Cody hissed air through the gap in his teeth. Carefully he slipped the cutters over the black wire, trying to steady his right hand with his left to keep it from shaking. This was insane. This whole show was insane. How was it okay for this to be his challenge? All Noah had to do was not read. This was life and death. Cody squeezed his eyes shut. It was okay, it was fine, all he had to do was make one little motion and it would all be over and it would be fine–

"Have you cut it yet?" Noah inquired, unable to see due to his distance.

"I'm getting to it!" Cody yelped back.

"Well you don't have all day–" Noah began.

"I'M GETTING TO IT!" Cody repeated. He glanced one last time at the display. More than four minutes left. That felt like eternity honestly, with the way his heart was hammering in his chest. He took another steadying breath, shut his eyes, and squeezed his hand around the wire cutters.

The black wire nipped neatly in half.

And nothing happened.

"Oh thank God…" Cody breathed out, dropping the tool and flopping into the sand onto his back. "I did it. We did it."

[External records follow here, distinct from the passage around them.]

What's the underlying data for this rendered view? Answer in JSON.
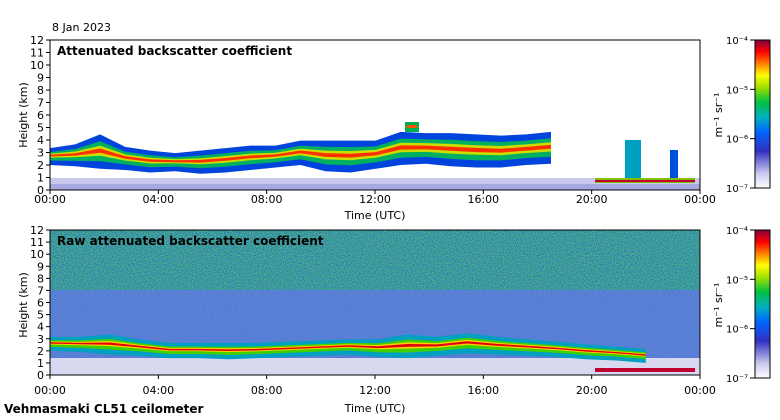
{
  "date": "8 Jan 2023",
  "footer": "Vehmasmaki CL51 ceilometer",
  "colors": {
    "scale": [
      "#e6e6f5",
      "#b0b0e0",
      "#4040c8",
      "#0033ff",
      "#00a0d0",
      "#00c050",
      "#80e000",
      "#ffff00",
      "#ff8000",
      "#ff0000",
      "#c00030",
      "#800040"
    ]
  },
  "chart_data": [
    {
      "type": "heatmap",
      "title": "Attenuated backscatter coefficient",
      "xlabel": "Time (UTC)",
      "ylabel": "Height (km)",
      "xticks": [
        "00:00",
        "04:00",
        "08:00",
        "12:00",
        "16:00",
        "20:00",
        "00:00"
      ],
      "xlim_hours": [
        0,
        24
      ],
      "yticks": [
        "0",
        "1",
        "2",
        "3",
        "4",
        "5",
        "6",
        "7",
        "8",
        "9",
        "10",
        "11",
        "12"
      ],
      "ylim": [
        0,
        12
      ],
      "colorbar": {
        "label": "m⁻¹ sr⁻¹",
        "ticks": [
          "10⁻⁴",
          "10⁻⁵",
          "10⁻⁶",
          "10⁻⁷"
        ],
        "range_log10": [
          -7,
          -4
        ]
      },
      "cloud_layer": {
        "base_km": [
          2.3,
          2.2,
          2.0,
          1.9,
          1.7,
          1.8,
          1.6,
          1.7,
          1.9,
          2.1,
          2.3,
          1.8,
          1.7,
          2.0,
          2.3,
          2.4,
          2.2,
          2.1,
          2.1,
          2.3,
          2.4
        ],
        "top_km": [
          3.2,
          3.5,
          4.3,
          3.3,
          3.0,
          2.8,
          3.0,
          3.2,
          3.4,
          3.4,
          3.8,
          3.8,
          3.8,
          3.8,
          4.5,
          4.4,
          4.4,
          4.3,
          4.2,
          4.3,
          4.5
        ],
        "from_hour": 0,
        "to_hour": 18.5
      }
    },
    {
      "type": "heatmap",
      "title": "Raw attenuated backscatter coefficient",
      "xlabel": "Time (UTC)",
      "ylabel": "Height (km)",
      "xticks": [
        "00:00",
        "04:00",
        "08:00",
        "12:00",
        "16:00",
        "20:00",
        "00:00"
      ],
      "xlim_hours": [
        0,
        24
      ],
      "yticks": [
        "0",
        "1",
        "2",
        "3",
        "4",
        "5",
        "6",
        "7",
        "8",
        "9",
        "10",
        "11",
        "12"
      ],
      "ylim": [
        0,
        12
      ],
      "colorbar": {
        "label": "m⁻¹ sr⁻¹",
        "ticks": [
          "10⁻⁴",
          "10⁻⁵",
          "10⁻⁶",
          "10⁻⁷"
        ],
        "range_log10": [
          -7,
          -4
        ]
      },
      "cloud_layer": {
        "base_km": [
          2.3,
          2.2,
          2.0,
          1.9,
          1.7,
          1.7,
          1.6,
          1.7,
          1.8,
          1.9,
          2.0,
          1.8,
          1.7,
          1.9,
          2.1,
          2.0,
          1.9,
          1.8,
          1.6,
          1.5,
          1.3
        ],
        "top_km": [
          3.0,
          3.0,
          3.2,
          2.8,
          2.5,
          2.5,
          2.5,
          2.5,
          2.6,
          2.7,
          2.8,
          2.8,
          3.2,
          3.0,
          3.3,
          3.0,
          2.8,
          2.6,
          2.4,
          2.2,
          2.0
        ],
        "from_hour": 0,
        "to_hour": 22
      }
    }
  ]
}
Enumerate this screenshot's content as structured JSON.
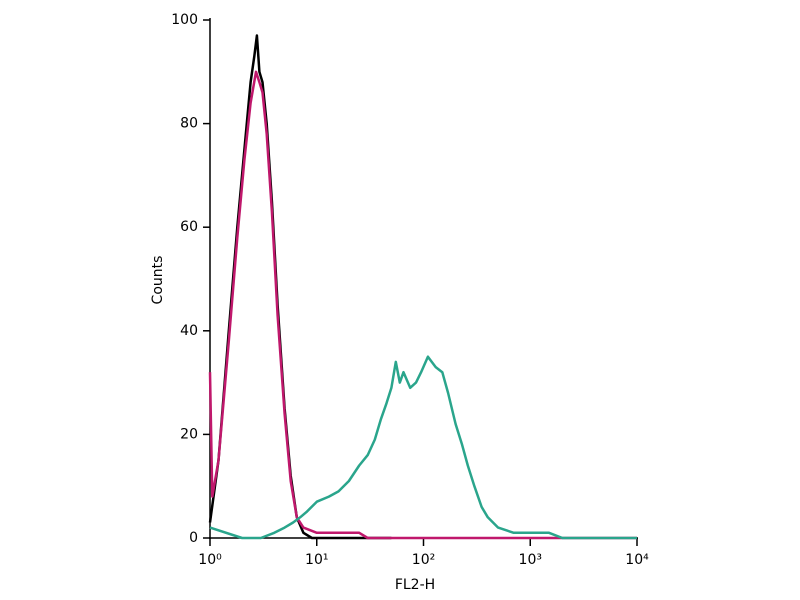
{
  "chart_data": {
    "type": "line",
    "x_label": "FL2-H",
    "y_label": "Counts",
    "xscale": "log",
    "xlim": [
      1,
      10000
    ],
    "xticks": [
      {
        "value": 1,
        "label": "10⁰"
      },
      {
        "value": 10,
        "label": "10¹"
      },
      {
        "value": 100,
        "label": "10²"
      },
      {
        "value": 1000,
        "label": "10³"
      },
      {
        "value": 10000,
        "label": "10⁴"
      }
    ],
    "ylim": [
      0,
      100
    ],
    "yticks": [
      0,
      20,
      40,
      60,
      80,
      100
    ],
    "series": [
      {
        "color": "#000000",
        "x": [
          1,
          1.2,
          1.5,
          1.8,
          2.1,
          2.4,
          2.6,
          2.75,
          2.9,
          3.1,
          3.4,
          3.8,
          4.3,
          5,
          5.7,
          6.5,
          7.5,
          9,
          12,
          20,
          50
        ],
        "values": [
          3,
          15,
          40,
          60,
          75,
          88,
          93,
          97,
          90,
          88,
          80,
          65,
          45,
          25,
          12,
          4,
          1,
          0,
          0,
          0,
          0
        ]
      },
      {
        "color": "#c0186c",
        "x": [
          1,
          1.05,
          1.2,
          1.5,
          1.8,
          2.1,
          2.4,
          2.7,
          2.9,
          3.1,
          3.4,
          3.8,
          4.3,
          5,
          5.7,
          6.5,
          7.5,
          10,
          15,
          25,
          30,
          100,
          10000
        ],
        "values": [
          32,
          8,
          15,
          38,
          58,
          73,
          84,
          90,
          88,
          86,
          78,
          63,
          43,
          24,
          11,
          4,
          2,
          1,
          1,
          1,
          0,
          0,
          0
        ]
      },
      {
        "color": "#2aa58c",
        "x": [
          1,
          2,
          3,
          4,
          5,
          6,
          7,
          8,
          10,
          13,
          16,
          20,
          25,
          30,
          35,
          40,
          45,
          50,
          55,
          60,
          65,
          75,
          85,
          95,
          110,
          130,
          150,
          170,
          200,
          230,
          260,
          300,
          350,
          400,
          500,
          700,
          1000,
          1500,
          2000,
          10000
        ],
        "values": [
          2,
          0,
          0,
          1,
          2,
          3,
          4,
          5,
          7,
          8,
          9,
          11,
          14,
          16,
          19,
          23,
          26,
          29,
          34,
          30,
          32,
          29,
          30,
          32,
          35,
          33,
          32,
          28,
          22,
          18,
          14,
          10,
          6,
          4,
          2,
          1,
          1,
          1,
          0,
          0
        ]
      }
    ]
  }
}
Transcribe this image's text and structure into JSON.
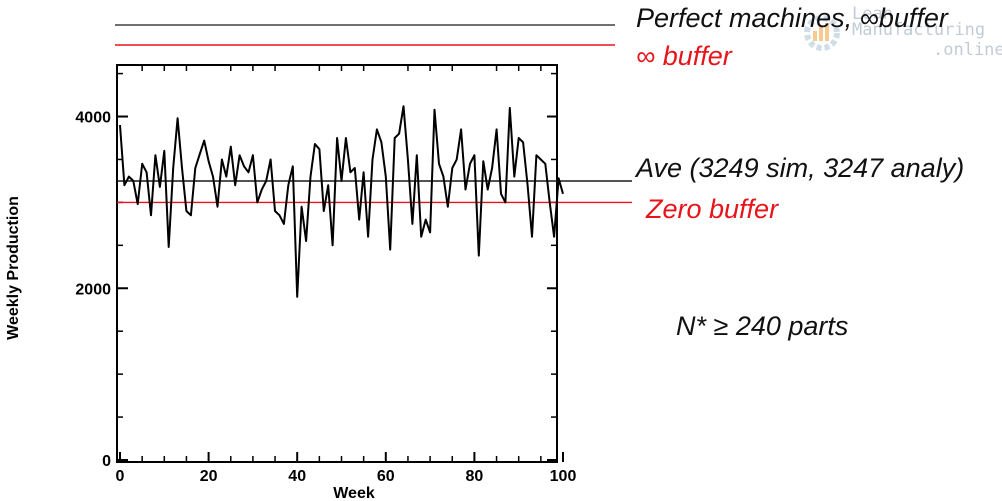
{
  "chart_data": {
    "type": "line",
    "xlabel": "Week",
    "ylabel": "Weekly Production",
    "xlim": [
      0,
      100
    ],
    "ylim": [
      0,
      4600
    ],
    "xticks": [
      "0",
      "20",
      "40",
      "60",
      "80",
      "100"
    ],
    "yticks": [
      "0",
      "2000",
      "4000"
    ],
    "x": [
      0,
      1,
      2,
      3,
      4,
      5,
      6,
      7,
      8,
      9,
      10,
      11,
      12,
      13,
      14,
      15,
      16,
      17,
      18,
      19,
      20,
      21,
      22,
      23,
      24,
      25,
      26,
      27,
      28,
      29,
      30,
      31,
      32,
      33,
      34,
      35,
      36,
      37,
      38,
      39,
      40,
      41,
      42,
      43,
      44,
      45,
      46,
      47,
      48,
      49,
      50,
      51,
      52,
      53,
      54,
      55,
      56,
      57,
      58,
      59,
      60,
      61,
      62,
      63,
      64,
      65,
      66,
      67,
      68,
      69,
      70,
      71,
      72,
      73,
      74,
      75,
      76,
      77,
      78,
      79,
      80,
      81,
      82,
      83,
      84,
      85,
      86,
      87,
      88,
      89,
      90,
      91,
      92,
      93,
      94,
      95,
      96,
      97,
      98,
      99,
      100
    ],
    "series": [
      {
        "values": [
          3900,
          3200,
          3300,
          3250,
          2980,
          3450,
          3350,
          2850,
          3550,
          3180,
          3600,
          2480,
          3400,
          3980,
          3400,
          2900,
          2850,
          3400,
          3560,
          3720,
          3480,
          3300,
          2950,
          3500,
          3300,
          3650,
          3200,
          3550,
          3420,
          3350,
          3550,
          3000,
          3150,
          3250,
          3500,
          2900,
          2850,
          2750,
          3200,
          3420,
          1900,
          2950,
          2550,
          3300,
          3680,
          3620,
          2900,
          3200,
          2500,
          3750,
          3250,
          3750,
          3350,
          3400,
          2800,
          3350,
          2600,
          3500,
          3850,
          3700,
          3300,
          2450,
          3750,
          3800,
          4120,
          3500,
          2750,
          3550,
          2600,
          2800,
          2650,
          4080,
          3450,
          3300,
          2950,
          3400,
          3500,
          3850,
          3150,
          3450,
          3550,
          2380,
          3480,
          3150,
          3400,
          3850,
          3100,
          3000,
          4100,
          3300,
          3750,
          3700,
          3200,
          2600,
          3550,
          3500,
          3450,
          3000,
          2600,
          3280,
          3100
        ]
      }
    ],
    "reference_lines": [
      {
        "value": 3249,
        "color": "#1a1a1a"
      },
      {
        "value": 3000,
        "color": "#e8141b"
      }
    ]
  },
  "annotations": {
    "perfect": "Perfect machines, ∞buffer",
    "inf_buffer": "∞ buffer",
    "ave": "Ave (3249 sim, 3247 analy)",
    "zero_buffer": "Zero buffer",
    "nstar": "N* ≥ 240 parts"
  },
  "top_lines": {
    "perfect_color": "#1a1a1a",
    "inf_buffer_color": "#e8141b"
  },
  "watermark": {
    "line1": "Lean",
    "line2": "Manufacturing",
    "line3": ".online"
  }
}
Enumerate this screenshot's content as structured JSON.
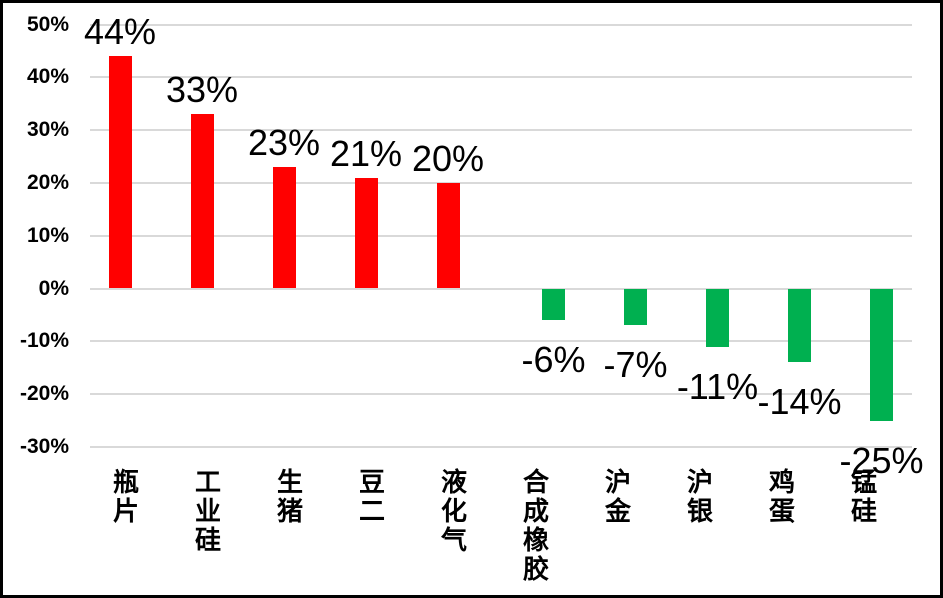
{
  "chart_data": {
    "type": "bar",
    "title": "",
    "categories": [
      "瓶片",
      "工业硅",
      "生猪",
      "豆二",
      "液化气",
      "合成橡胶",
      "沪金",
      "沪银",
      "鸡蛋",
      "锰硅"
    ],
    "values": [
      44,
      33,
      23,
      21,
      20,
      -6,
      -7,
      -11,
      -14,
      -25
    ],
    "data_labels": [
      "44%",
      "33%",
      "23%",
      "21%",
      "20%",
      "-6%",
      "-7%",
      "-11%",
      "-14%",
      "-25%"
    ],
    "y_axis": {
      "tick_labels": [
        "50%",
        "40%",
        "30%",
        "20%",
        "10%",
        "0%",
        "-10%",
        "-20%",
        "-30%"
      ],
      "tick_values": [
        50,
        40,
        30,
        20,
        10,
        0,
        -10,
        -20,
        -30
      ],
      "range": [
        -30,
        50
      ]
    },
    "grid": true,
    "legend": "none",
    "category_label_orientation": "vertical-stacked",
    "colors": {
      "positive_bar": "#ff0000",
      "negative_bar": "#00b050",
      "gridline": "#d9d9d9",
      "text": "#000000",
      "background": "#ffffff",
      "frame_border": "#000000"
    }
  }
}
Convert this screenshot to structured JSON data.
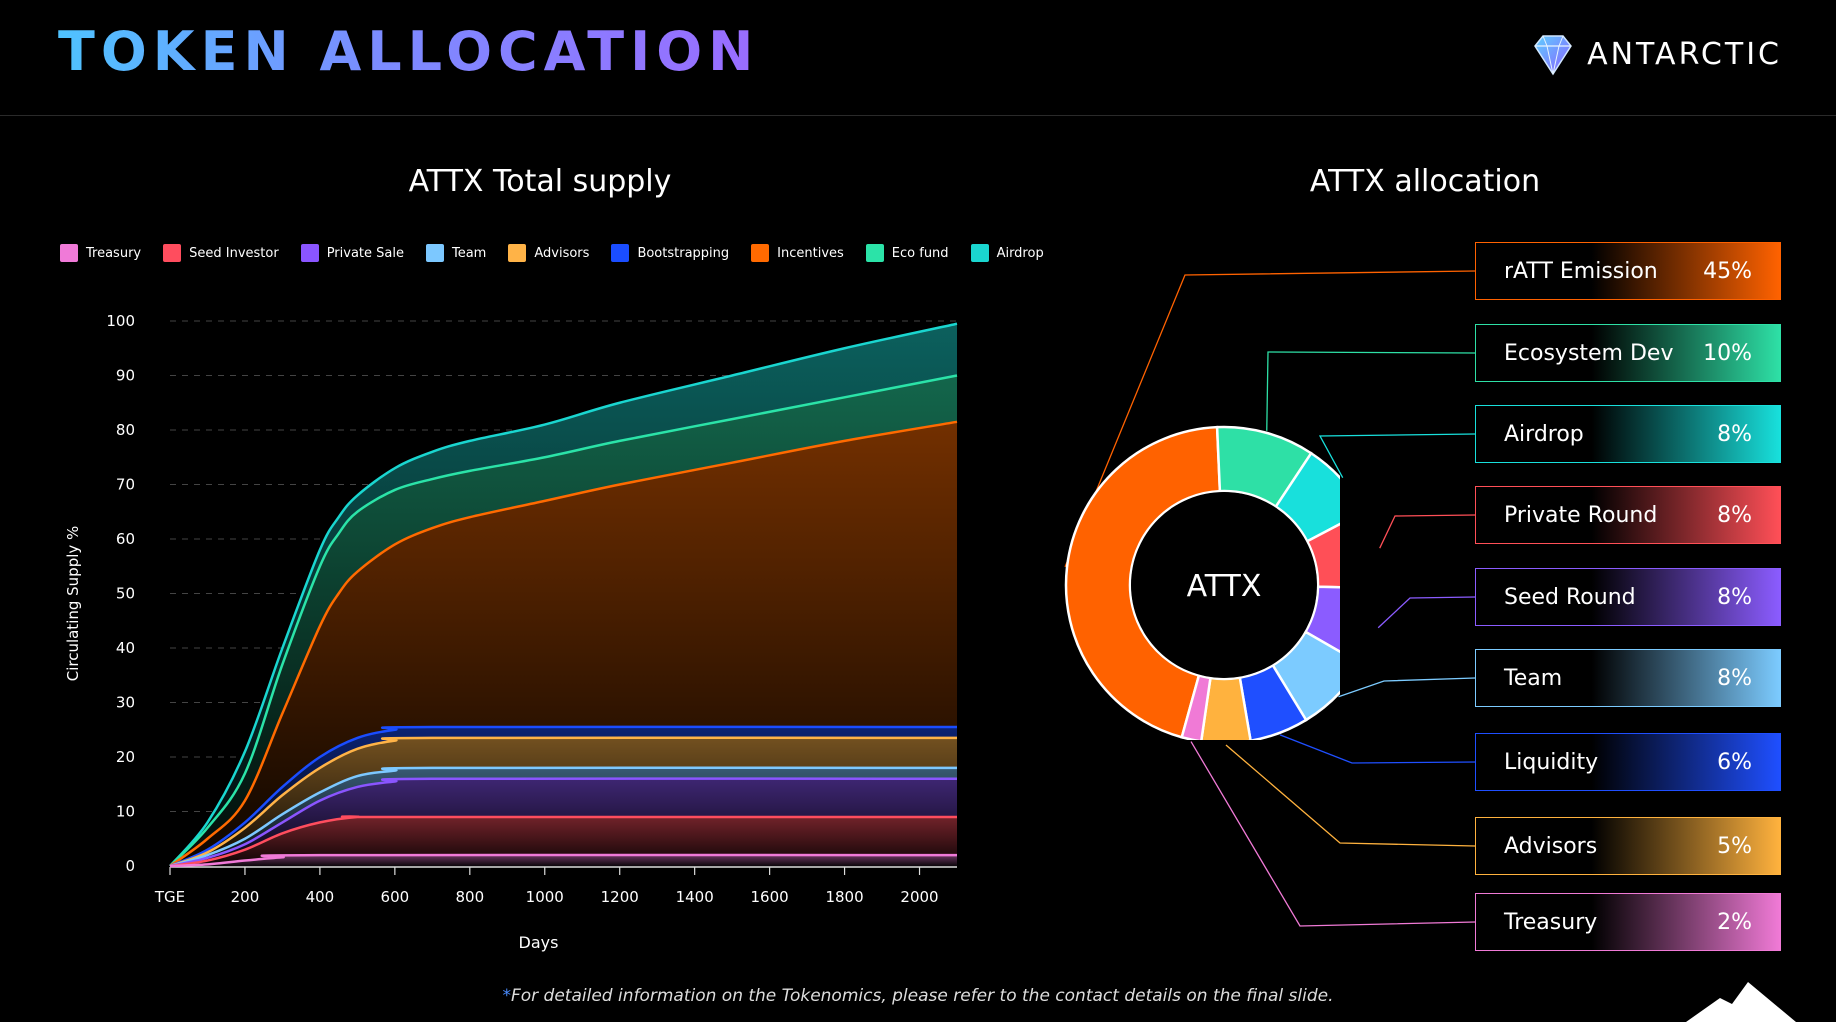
{
  "header": {
    "title": "TOKEN ALLOCATION",
    "brand": "ANTARCTIC"
  },
  "footnote": "For detailed information on the Tokenomics, please refer to the contact details on the final slide.",
  "chart_data": [
    {
      "type": "area",
      "title": "ATTX Total supply",
      "xlabel": "Days",
      "ylabel": "Circulating Supply  %",
      "x_ticks": [
        "TGE",
        "200",
        "400",
        "600",
        "800",
        "1000",
        "1200",
        "1400",
        "1600",
        "1800",
        "2000"
      ],
      "y_ticks": [
        "0",
        "10",
        "20",
        "30",
        "40",
        "50",
        "60",
        "70",
        "80",
        "90",
        "100"
      ],
      "xlim": [
        0,
        2100
      ],
      "ylim": [
        0,
        100
      ],
      "legend": [
        {
          "name": "Treasury",
          "color": "#f07ad8"
        },
        {
          "name": "Seed Investor",
          "color": "#ff4d5e"
        },
        {
          "name": "Private Sale",
          "color": "#8a55ff"
        },
        {
          "name": "Team",
          "color": "#7cc8ff"
        },
        {
          "name": "Advisors",
          "color": "#ffb347"
        },
        {
          "name": "Bootstrapping",
          "color": "#1a4dff"
        },
        {
          "name": "Incentives",
          "color": "#ff6a00"
        },
        {
          "name": "Eco fund",
          "color": "#2be3a8"
        },
        {
          "name": "Airdrop",
          "color": "#1ad6d0"
        }
      ],
      "series": [
        {
          "name": "Treasury",
          "x": [
            0,
            100,
            200,
            300,
            400,
            2100
          ],
          "y": [
            0,
            0.3,
            1,
            1.6,
            2,
            2
          ]
        },
        {
          "name": "Seed Investor",
          "x": [
            0,
            100,
            200,
            300,
            400,
            500,
            600,
            2100
          ],
          "y": [
            0,
            1,
            3,
            6,
            8,
            9,
            9,
            9
          ]
        },
        {
          "name": "Private Sale",
          "x": [
            0,
            100,
            200,
            300,
            400,
            500,
            600,
            700,
            2100
          ],
          "y": [
            0,
            1.5,
            4,
            8,
            12,
            14.5,
            15.5,
            16,
            16
          ]
        },
        {
          "name": "Team",
          "x": [
            0,
            100,
            200,
            300,
            400,
            500,
            600,
            700,
            2100
          ],
          "y": [
            0,
            2,
            5,
            9.5,
            13.5,
            16.5,
            17.5,
            18,
            18
          ]
        },
        {
          "name": "Advisors",
          "x": [
            0,
            100,
            200,
            300,
            400,
            500,
            600,
            700,
            2100
          ],
          "y": [
            0,
            2.5,
            7,
            13,
            18,
            21.5,
            23,
            23.5,
            23.5
          ]
        },
        {
          "name": "Bootstrapping",
          "x": [
            0,
            100,
            200,
            300,
            400,
            500,
            600,
            700,
            2100
          ],
          "y": [
            0,
            3,
            8,
            14.5,
            20,
            23.5,
            25,
            25.5,
            25.5
          ]
        },
        {
          "name": "Incentives",
          "x": [
            0,
            100,
            200,
            300,
            400,
            450,
            500,
            600,
            700,
            800,
            1000,
            1200,
            1500,
            1800,
            2100
          ],
          "y": [
            0,
            5,
            12,
            28,
            44,
            50,
            54,
            59,
            62,
            64,
            67,
            70,
            74,
            78,
            81.5
          ]
        },
        {
          "name": "Eco fund",
          "x": [
            0,
            100,
            200,
            300,
            400,
            450,
            500,
            600,
            700,
            800,
            1000,
            1200,
            1500,
            1800,
            2100
          ],
          "y": [
            0,
            7,
            17,
            37,
            55,
            61,
            65,
            69,
            71,
            72.5,
            75,
            78,
            82,
            86,
            90
          ]
        },
        {
          "name": "Airdrop",
          "x": [
            0,
            100,
            200,
            300,
            400,
            450,
            500,
            600,
            700,
            800,
            1000,
            1200,
            1500,
            1800,
            2100
          ],
          "y": [
            0,
            8,
            21,
            40,
            58,
            64,
            68,
            73,
            76,
            78,
            81,
            85,
            90,
            95,
            99.5
          ]
        }
      ]
    },
    {
      "type": "pie",
      "title": "ATTX allocation",
      "center_label": "ATTX",
      "slices": [
        {
          "label": "rATT Emission",
          "value": 45,
          "display": "45%",
          "color": "#ff6200"
        },
        {
          "label": "Ecosystem Dev",
          "value": 10,
          "display": "10%",
          "color": "#2ee0a6"
        },
        {
          "label": "Airdrop",
          "value": 8,
          "display": "8%",
          "color": "#18e0dc"
        },
        {
          "label": "Private Round",
          "value": 8,
          "display": "8%",
          "color": "#ff4f57"
        },
        {
          "label": "Seed Round",
          "value": 8,
          "display": "8%",
          "color": "#8b5cff"
        },
        {
          "label": "Team",
          "value": 8,
          "display": "8%",
          "color": "#7ccbff"
        },
        {
          "label": "Liquidity",
          "value": 6,
          "display": "6%",
          "color": "#1f4fff"
        },
        {
          "label": "Advisors",
          "value": 5,
          "display": "5%",
          "color": "#ffb23e"
        },
        {
          "label": "Treasury",
          "value": 2,
          "display": "2%",
          "color": "#f07ad6"
        }
      ]
    }
  ]
}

Noah walked over. "Great job, jellybean. That's a point for the Gophers."

Cody's eyes blinked open into an immediate grin. "Soon to be two points," he said, rising up to wrap his arms around Noah in an appreciative embrace.

~~kkkssshhhttt…!~~

"Just when I'd almost forgotten my challenge…" Noah flinched. His eyes darted over to the side of the confessional, spying some graffiti that had been written there by some delinquent camper. Quickly he ripped his eyes away and threw up a hand against the side of his face to act as a blinder.

~~kkkssshhhttt…!~~

The warmth of the other teen and his survival of a near-death experience was making Cody a little light-headed. "Y'know…" he drew out in a what approximated a sultry tone, "Everyone else is pretty tied up in their own challenges right now. The cabin should be empty."

Noah felt his eyebrow lift of its own volition. "Yeah."

Cody's eyebrows waggled in unison. "It's my turn to help you with your challenge; let's go take your mind off it."

A little smirk pulled at Noah's mouth. "Alright."